Accueil » Santé Publique » Audioprothèse : la qualité est dans le suivi…

A la suite de plusieurs examens qui permettent de bien évaluer votre audition, le médecin ORL vous a conseillé de recourir à une aide auditive. C’est à partir de ce moment-là qu’intervient l’audioprothésiste. Bien souvent d’ailleurs, c’est votre médecin qui vous aura adressé à lui. Ce dernier va lui aussi procéder à d’autres examens, pour déterminer quelle aide auditive sera la mieux adaptée à votre cas particulier. « La première de nos missions, c’est l’écoute attentive du patient. Nous devons à la fois écouter ses attentes, les comprendre pour pouvoir déterminer ses besoins », explique Hervé Cohen. « Lorsque nous proposons un appareil, ce dernier a subi de nombreux tests de fiabilité chez nous, réalisés par notre Commission technique, comprenant des experts audioprothésistes », tient-il à préciser.
Le suivi du client est central dans l’exercice de son métier.
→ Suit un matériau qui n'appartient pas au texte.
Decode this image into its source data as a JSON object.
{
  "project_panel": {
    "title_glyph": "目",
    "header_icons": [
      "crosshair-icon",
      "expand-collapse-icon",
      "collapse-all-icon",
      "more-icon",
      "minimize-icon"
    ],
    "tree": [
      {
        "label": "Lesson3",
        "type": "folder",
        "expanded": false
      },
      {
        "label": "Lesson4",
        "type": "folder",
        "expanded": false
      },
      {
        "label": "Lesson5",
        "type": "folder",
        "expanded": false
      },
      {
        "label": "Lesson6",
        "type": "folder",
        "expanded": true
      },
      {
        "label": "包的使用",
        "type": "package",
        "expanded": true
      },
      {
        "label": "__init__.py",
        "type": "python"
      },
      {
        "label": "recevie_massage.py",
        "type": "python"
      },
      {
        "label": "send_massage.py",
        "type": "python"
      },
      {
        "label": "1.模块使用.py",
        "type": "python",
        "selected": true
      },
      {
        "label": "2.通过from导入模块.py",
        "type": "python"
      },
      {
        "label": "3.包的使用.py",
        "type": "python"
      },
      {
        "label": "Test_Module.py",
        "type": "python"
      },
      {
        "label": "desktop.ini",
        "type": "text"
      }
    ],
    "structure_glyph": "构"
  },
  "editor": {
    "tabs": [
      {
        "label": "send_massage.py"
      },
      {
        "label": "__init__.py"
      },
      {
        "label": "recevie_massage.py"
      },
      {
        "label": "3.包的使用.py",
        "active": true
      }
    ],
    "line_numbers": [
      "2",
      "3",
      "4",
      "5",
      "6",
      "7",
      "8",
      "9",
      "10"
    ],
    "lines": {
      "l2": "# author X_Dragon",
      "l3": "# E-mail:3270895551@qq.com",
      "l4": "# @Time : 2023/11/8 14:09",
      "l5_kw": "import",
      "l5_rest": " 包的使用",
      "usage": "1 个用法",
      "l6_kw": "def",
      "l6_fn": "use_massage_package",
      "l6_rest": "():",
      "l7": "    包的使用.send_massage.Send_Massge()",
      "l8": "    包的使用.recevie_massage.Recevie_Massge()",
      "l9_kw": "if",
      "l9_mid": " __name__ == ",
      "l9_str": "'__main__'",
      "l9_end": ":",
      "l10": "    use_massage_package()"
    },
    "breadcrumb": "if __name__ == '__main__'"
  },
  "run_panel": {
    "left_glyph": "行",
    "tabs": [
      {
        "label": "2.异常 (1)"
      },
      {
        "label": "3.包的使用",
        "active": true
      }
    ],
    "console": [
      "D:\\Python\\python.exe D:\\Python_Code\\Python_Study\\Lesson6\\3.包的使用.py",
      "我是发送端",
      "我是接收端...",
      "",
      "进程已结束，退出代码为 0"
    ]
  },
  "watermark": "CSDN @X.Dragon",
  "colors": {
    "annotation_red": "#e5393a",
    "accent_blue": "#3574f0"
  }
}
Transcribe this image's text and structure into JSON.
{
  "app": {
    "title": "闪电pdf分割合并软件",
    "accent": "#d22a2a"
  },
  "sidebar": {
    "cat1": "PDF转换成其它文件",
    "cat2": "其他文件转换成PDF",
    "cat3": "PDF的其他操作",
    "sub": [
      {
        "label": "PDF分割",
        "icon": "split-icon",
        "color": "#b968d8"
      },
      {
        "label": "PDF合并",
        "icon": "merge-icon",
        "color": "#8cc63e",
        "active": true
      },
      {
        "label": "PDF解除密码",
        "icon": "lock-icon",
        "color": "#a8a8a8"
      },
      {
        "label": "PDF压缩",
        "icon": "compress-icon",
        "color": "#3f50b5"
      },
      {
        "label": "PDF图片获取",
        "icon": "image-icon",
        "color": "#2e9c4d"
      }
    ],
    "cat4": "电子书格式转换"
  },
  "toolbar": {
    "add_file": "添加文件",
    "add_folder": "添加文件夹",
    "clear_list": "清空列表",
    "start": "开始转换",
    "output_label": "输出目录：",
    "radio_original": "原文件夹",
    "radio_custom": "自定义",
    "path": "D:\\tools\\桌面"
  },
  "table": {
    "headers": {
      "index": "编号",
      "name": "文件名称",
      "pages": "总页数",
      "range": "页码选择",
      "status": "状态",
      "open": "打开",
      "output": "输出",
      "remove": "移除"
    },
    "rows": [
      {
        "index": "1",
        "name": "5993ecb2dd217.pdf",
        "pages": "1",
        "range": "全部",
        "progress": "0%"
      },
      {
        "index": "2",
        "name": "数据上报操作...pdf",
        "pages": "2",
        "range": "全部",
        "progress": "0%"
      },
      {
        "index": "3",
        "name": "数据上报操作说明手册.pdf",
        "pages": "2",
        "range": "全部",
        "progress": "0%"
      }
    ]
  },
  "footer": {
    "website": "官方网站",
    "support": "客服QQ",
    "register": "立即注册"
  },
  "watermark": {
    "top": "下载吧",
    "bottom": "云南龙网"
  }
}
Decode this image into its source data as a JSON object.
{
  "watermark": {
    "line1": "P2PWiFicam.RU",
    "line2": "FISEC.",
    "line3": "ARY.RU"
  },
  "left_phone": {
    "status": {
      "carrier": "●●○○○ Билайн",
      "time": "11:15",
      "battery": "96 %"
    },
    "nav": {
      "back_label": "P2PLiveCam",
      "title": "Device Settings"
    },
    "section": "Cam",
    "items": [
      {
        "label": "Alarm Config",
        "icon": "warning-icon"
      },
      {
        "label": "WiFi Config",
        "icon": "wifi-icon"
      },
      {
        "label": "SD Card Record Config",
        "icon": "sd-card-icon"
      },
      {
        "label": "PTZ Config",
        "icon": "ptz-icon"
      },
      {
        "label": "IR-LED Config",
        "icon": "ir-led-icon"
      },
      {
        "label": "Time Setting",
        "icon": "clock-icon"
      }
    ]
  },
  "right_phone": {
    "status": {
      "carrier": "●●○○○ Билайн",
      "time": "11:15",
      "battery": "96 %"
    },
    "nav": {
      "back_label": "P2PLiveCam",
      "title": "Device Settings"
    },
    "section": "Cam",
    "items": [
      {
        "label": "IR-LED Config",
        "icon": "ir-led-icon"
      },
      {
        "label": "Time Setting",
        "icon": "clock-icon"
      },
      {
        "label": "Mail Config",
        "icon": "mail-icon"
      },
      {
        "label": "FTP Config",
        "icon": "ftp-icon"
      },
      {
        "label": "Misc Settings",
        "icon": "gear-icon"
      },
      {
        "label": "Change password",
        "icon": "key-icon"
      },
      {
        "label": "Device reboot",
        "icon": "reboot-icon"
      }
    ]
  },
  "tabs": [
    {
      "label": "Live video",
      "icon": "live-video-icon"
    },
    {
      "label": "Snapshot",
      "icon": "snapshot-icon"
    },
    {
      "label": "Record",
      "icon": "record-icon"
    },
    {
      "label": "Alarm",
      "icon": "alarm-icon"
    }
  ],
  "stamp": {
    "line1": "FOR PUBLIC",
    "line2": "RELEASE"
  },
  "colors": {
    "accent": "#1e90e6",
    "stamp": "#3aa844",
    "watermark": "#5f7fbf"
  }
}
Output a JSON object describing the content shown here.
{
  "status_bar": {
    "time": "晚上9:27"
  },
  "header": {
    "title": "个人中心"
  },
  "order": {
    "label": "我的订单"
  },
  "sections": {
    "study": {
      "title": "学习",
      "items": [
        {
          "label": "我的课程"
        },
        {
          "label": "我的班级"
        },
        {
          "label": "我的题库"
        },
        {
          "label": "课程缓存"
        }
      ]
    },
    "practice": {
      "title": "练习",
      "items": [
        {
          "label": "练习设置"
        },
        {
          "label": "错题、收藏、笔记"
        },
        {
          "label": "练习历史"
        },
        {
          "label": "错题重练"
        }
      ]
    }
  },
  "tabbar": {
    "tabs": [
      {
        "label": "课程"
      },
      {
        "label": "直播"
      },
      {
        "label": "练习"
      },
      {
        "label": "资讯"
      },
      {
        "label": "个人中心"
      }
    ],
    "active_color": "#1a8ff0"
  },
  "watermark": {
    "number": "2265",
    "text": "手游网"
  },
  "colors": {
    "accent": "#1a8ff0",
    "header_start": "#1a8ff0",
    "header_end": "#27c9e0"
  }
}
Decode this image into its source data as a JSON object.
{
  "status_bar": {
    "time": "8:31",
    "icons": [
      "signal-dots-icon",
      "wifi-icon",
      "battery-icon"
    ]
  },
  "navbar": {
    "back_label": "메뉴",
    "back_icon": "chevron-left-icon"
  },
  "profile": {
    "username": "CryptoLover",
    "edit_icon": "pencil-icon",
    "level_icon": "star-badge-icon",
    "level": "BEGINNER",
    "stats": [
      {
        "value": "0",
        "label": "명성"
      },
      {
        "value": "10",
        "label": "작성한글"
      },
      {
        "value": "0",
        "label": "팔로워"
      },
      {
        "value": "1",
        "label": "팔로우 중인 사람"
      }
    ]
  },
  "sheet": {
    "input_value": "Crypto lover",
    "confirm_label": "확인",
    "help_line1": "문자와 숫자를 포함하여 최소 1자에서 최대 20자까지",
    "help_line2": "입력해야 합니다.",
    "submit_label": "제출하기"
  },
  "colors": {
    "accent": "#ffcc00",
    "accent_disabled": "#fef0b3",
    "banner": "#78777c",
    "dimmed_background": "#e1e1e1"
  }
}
Il doit en effet lui proposer toute une série de prestations, indispensables au bon fonctionnement de son aide auditive dans le temps. Le premier objectif, c’est de lui apprendre à se familiariser avec l’appareil. Comment s’en servir, l’entretenir au quotidien… « Une fois qu’il a pris sa décision, nous nous engageons pour un minimum de 4 ans – ce qui correspond à la durée moyenne d’efficacité d’une aide auditive n.d.l.r. -. Pendant ce temps-là, nous devrons assurer un suivi permanent, trois à quatre fois par an », poursuit Hervé Cohen. Contrôle, nettoyage de l’appareil, réglages… L’ensemble de ces services est bien entendu compris dans le prix d’achat. « Un appareil, c’est un objet de précision, il y a de nombreux points techniques à vérifier régulièrement. Comme les filtres qui peuvent se boucher, et qu’il faut alors nettoyer. Ce sont des gestes techniques hors de portée de l’utilisateur ».
L’accompagnement pourtant, va bien au-delà de ces aspects techniques. « Nous proposons par exemple de soutenir le client dans ses démarches administratives, notamment au niveau de la prise en charge par l’Assurance-maladie, par les mutuelles et les autres organismes. C’est un plus que les personnes âgées apprécient », explique Hervé Cohen. Autre service indispensable, la disponibilité humaine. « Si l’appareil ne fonctionne plus, la personne ne peut pas attendre 15 jours pour son dépannage. C’est pourquoi nous devons être en mesure de répondre au plus vite à ce type d’urgence », conclut-il.